After manning the gondola, the 411 ft. long polyethylene balloon to which it was attached streamed skyward until at 7:08 am the Strato-Lab V left Antietam‘s deck and began the long ascent skyward. As they climbed higher, Ross and Prather were greeted with an amazing view of the entire Gulf Coast and even the Atlantic coast of Florida, more and more coming into their fields of vision with each foot of altitude. “Things are great. Come on up,” Prather responded over the radio when asked how the flight was proceeding. Finally, after 2 hours and 36 minutes airborne, Strato-Lab V reached 113,739.9 ft., a new world altitude record for balloons.

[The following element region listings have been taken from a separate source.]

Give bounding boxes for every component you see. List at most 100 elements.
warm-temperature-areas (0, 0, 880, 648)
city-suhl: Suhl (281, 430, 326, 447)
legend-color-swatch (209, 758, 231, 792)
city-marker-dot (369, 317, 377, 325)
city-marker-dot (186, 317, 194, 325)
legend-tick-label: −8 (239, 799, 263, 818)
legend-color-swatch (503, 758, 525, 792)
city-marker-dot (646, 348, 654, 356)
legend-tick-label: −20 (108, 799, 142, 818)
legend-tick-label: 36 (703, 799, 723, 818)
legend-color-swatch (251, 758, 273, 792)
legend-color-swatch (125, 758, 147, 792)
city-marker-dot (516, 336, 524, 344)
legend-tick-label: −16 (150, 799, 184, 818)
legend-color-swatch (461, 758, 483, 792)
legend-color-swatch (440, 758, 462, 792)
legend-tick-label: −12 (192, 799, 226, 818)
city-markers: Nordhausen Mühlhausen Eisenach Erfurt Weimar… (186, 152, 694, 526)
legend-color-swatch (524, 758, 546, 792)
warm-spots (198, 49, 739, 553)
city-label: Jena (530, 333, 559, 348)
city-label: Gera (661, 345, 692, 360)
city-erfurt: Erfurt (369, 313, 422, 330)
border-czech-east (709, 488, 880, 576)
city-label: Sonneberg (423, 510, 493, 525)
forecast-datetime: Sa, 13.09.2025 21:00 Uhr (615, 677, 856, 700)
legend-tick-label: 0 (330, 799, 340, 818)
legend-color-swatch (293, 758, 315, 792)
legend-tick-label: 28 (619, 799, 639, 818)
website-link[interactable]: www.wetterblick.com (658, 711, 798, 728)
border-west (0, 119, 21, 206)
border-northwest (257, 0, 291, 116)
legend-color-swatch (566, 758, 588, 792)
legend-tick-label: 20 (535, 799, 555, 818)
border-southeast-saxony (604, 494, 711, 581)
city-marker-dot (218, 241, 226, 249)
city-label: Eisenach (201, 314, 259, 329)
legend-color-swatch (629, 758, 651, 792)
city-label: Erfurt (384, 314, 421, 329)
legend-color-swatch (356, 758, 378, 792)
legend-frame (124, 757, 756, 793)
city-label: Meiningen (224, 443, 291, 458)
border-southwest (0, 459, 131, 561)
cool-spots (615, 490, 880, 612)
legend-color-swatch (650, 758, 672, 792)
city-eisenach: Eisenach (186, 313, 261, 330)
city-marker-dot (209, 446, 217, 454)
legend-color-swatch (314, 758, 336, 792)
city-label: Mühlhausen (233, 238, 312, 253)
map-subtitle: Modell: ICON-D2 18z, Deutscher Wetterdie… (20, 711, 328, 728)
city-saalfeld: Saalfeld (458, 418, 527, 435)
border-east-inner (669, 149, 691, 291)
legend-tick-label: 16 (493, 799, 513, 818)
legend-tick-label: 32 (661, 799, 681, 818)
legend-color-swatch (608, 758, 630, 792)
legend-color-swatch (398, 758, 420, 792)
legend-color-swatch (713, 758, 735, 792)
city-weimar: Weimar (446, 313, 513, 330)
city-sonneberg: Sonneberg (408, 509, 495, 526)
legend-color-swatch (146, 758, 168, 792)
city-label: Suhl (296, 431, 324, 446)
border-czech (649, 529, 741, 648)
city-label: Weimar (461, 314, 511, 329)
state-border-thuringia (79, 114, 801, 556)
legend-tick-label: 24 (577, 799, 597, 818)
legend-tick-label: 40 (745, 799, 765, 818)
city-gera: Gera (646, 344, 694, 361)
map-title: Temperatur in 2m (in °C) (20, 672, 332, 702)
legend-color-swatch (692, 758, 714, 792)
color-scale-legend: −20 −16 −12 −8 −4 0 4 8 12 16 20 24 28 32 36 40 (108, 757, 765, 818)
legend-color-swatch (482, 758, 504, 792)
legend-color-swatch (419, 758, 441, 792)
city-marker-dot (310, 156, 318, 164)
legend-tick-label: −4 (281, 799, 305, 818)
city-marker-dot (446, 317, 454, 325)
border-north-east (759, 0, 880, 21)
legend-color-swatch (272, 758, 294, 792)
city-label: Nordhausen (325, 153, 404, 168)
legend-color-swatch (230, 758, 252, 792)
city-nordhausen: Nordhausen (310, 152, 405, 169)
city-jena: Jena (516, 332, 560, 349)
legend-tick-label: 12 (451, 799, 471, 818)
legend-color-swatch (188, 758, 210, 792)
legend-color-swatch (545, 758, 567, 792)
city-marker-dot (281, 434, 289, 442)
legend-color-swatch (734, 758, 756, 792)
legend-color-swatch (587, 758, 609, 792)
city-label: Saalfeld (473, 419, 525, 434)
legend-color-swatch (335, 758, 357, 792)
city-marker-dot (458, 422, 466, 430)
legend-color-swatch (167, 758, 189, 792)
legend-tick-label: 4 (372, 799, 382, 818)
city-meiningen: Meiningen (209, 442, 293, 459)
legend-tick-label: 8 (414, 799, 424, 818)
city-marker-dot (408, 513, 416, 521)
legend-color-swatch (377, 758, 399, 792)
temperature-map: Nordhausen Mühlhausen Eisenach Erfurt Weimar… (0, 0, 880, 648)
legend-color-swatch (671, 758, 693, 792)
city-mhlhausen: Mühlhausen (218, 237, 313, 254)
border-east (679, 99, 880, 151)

It took longer for the gondola to make its way back to Earth, with Ross and Prather opening the face plates of their flight helmets when they reached an altitude at which they could safely breathe without their oxygen systems. During the descent, they could be satisfied with the success of the flight, which demonstrated the soundness of the Mark IV design. After more than 9 hours in the air, the gondola splashed down in the Gulf of Mexico in the late afternoon, making a near perfect landing less than two miles from the carrier, rescue helicopters soon hovering above them ready to hoist them aboard. In the process, Prather fell backwards into the water, the open face shield on his helmet allowing water to flood into the suit, the added weight dragging him under. Despite the successful effort of a Navy frogman to pull him from the water and back into the gondola, Prather was pronounced dead on board Antietam, a victim of drowning.

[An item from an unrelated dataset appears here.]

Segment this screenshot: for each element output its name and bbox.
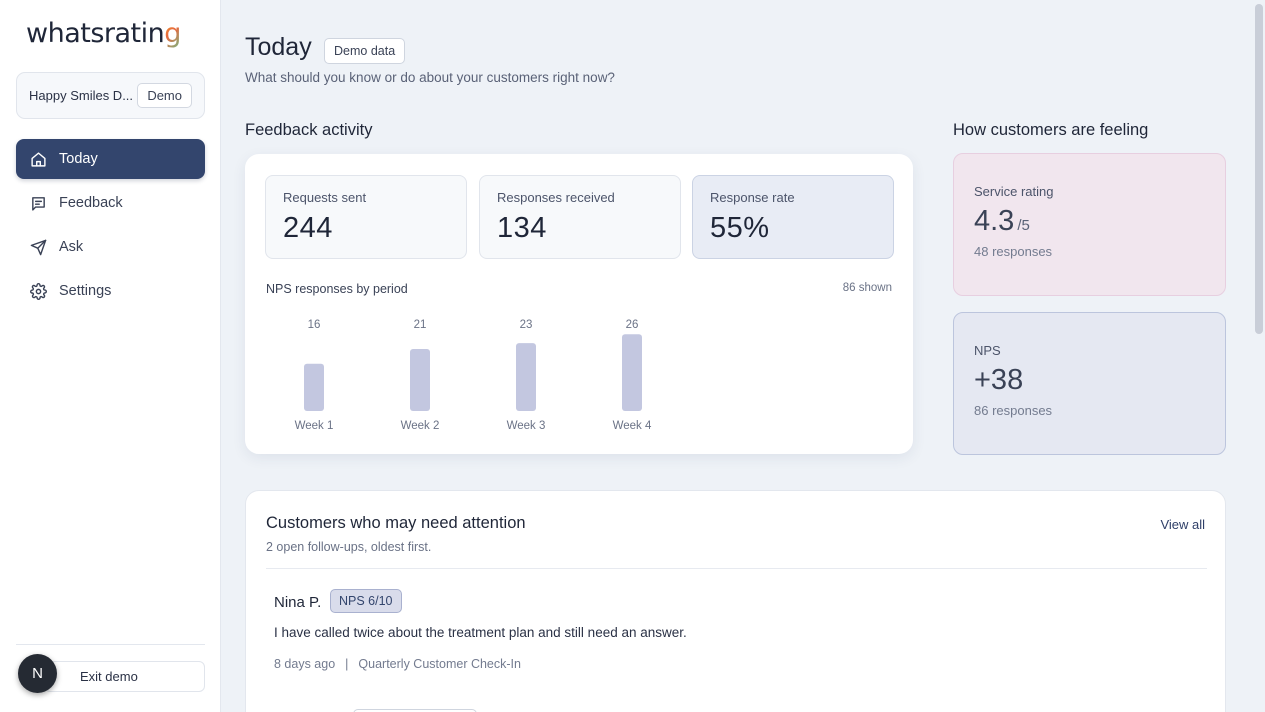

It marked a tragic end to what had been a successful mission testing the bounds of high altitude flight in a way that contrasted sharply with the thunderous roar of Alan Shepard’s liftoff into outer space the following day. Ross and Prather received the Harmon Trophy from President John F. Kennedy, the posthumous award presented to the deceased flight surgeon’s widow. Ross, the veteran of so many of the Navy’s postwar balloon flights, never flew in one again.